Johanna König sprang ihm sofort bei.
»Mein Sohn arbeitet, und du hängst dich an einzelnen Worten auf. Ein Mann kann sich im Ton vergreifen, wenn so viel Verantwortung auf ihm lastet.«
Mein Blick glitt zu seiner Uhr. Gekauft hatte er sie mit meiner Karte, kurz vor einem Treffen mit angeblichen Partnern, weil er »seriös wirken« müsse. Auch der Anzug war von meinem Geld bezahlt worden. Das Büro, in dem seine Angestellten noch im Frühjahr gesessen hatten, hatte sich zwei Monate lang nur durch meine Überweisungen gehalten. Florian nannte es familiäre Unterstützung. In Gedanken nannte ich es immer häufiger das Füttern fremder Selbstüberschätzung.
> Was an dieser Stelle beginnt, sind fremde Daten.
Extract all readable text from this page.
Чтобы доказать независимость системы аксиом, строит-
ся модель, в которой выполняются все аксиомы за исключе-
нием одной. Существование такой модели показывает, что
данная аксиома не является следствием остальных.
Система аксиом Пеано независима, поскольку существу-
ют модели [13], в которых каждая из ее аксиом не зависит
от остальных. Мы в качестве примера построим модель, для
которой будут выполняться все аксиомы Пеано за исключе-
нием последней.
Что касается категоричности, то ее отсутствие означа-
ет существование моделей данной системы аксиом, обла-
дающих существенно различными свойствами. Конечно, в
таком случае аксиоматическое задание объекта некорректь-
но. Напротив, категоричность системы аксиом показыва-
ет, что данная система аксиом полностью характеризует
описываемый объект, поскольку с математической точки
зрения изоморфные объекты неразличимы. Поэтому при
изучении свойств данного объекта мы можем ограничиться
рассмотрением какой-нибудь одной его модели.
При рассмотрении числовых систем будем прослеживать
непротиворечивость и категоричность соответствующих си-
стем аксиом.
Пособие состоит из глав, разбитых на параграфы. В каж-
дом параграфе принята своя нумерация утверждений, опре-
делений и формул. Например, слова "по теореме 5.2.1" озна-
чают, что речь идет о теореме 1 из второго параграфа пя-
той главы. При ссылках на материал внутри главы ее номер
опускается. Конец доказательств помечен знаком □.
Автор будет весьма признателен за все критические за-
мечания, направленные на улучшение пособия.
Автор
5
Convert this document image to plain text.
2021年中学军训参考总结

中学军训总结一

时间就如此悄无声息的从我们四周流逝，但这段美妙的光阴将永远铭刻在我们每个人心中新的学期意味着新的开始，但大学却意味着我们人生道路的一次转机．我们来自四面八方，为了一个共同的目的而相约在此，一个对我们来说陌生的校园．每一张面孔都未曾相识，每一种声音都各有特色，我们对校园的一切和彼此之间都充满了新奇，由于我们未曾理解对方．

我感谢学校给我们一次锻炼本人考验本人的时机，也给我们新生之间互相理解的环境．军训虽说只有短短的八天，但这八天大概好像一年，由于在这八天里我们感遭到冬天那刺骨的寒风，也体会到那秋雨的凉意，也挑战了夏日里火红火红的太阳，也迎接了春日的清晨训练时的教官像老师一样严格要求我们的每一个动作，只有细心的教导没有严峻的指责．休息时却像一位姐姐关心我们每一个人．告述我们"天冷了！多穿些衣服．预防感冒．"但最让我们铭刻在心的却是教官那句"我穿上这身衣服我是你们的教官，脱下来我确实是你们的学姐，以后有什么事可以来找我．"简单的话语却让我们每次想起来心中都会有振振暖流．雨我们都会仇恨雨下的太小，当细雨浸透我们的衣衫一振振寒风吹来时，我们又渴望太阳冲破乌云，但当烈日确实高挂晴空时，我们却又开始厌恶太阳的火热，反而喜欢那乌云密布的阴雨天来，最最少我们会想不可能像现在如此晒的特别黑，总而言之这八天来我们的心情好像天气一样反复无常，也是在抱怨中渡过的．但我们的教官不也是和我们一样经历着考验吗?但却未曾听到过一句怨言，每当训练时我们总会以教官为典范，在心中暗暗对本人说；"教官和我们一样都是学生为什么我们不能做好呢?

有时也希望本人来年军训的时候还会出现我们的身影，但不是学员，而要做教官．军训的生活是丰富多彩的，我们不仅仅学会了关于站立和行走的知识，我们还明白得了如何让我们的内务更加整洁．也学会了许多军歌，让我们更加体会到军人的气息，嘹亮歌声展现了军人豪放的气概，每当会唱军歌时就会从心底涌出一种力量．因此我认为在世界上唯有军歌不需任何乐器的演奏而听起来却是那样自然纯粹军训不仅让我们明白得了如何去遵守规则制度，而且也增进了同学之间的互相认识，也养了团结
»Verantwortung beginnt damit«, sagte ich, »dass jemand sein eigenes Geld riskiert.«
Da verschwand sein Lächeln.
»Fang nicht damit an. Das Geld im Tresor ist für das Projekt vorgesehen. Das haben wir längst besprochen.«
»Wir haben über einen Darlehensvertrag gesprochen. Über einen Rückzahlungsplan und eine Sicherheit. Du wolltest nichts unterschreiben.«
»Weil ich mir von meiner Ehefrau kein Geld gegen Quittung leihe wie ein Fremder.«
»Aber die Familie deiner Ehefrau vor deiner Mutter zu beleidigen, das kannst du wie ein ganz naher Angehöriger?«
Er stieß seinen Teller ruckartig von sich weg.
»Clara, hör auf mit diesen Wortspielchen. Morgen öffnest du den Tresor, ich nehme die Summe mit, bringe den Einstieg in den Abschluss unter Dach und Fach, und in einem Monat können wir alle wieder ruhig schlafen. Es liegt auch in deinem Interesse, dass ich endlich auf die Beine komme.«
Johanna König nahm den Faden sofort auf.
»Natürlich liegt es in ihrem Interesse. Stattdessen sitzt sie auf ihrem Erbe wie ein Wachhund. Eine Frau muss ihrem Mann beistehen, besonders wenn er kein junger Bursche mehr ist und sich noch einmal richtig festigen muss.«
In diesem Moment begriff ich, dass sie von nun an zu zweit Druck machen würden.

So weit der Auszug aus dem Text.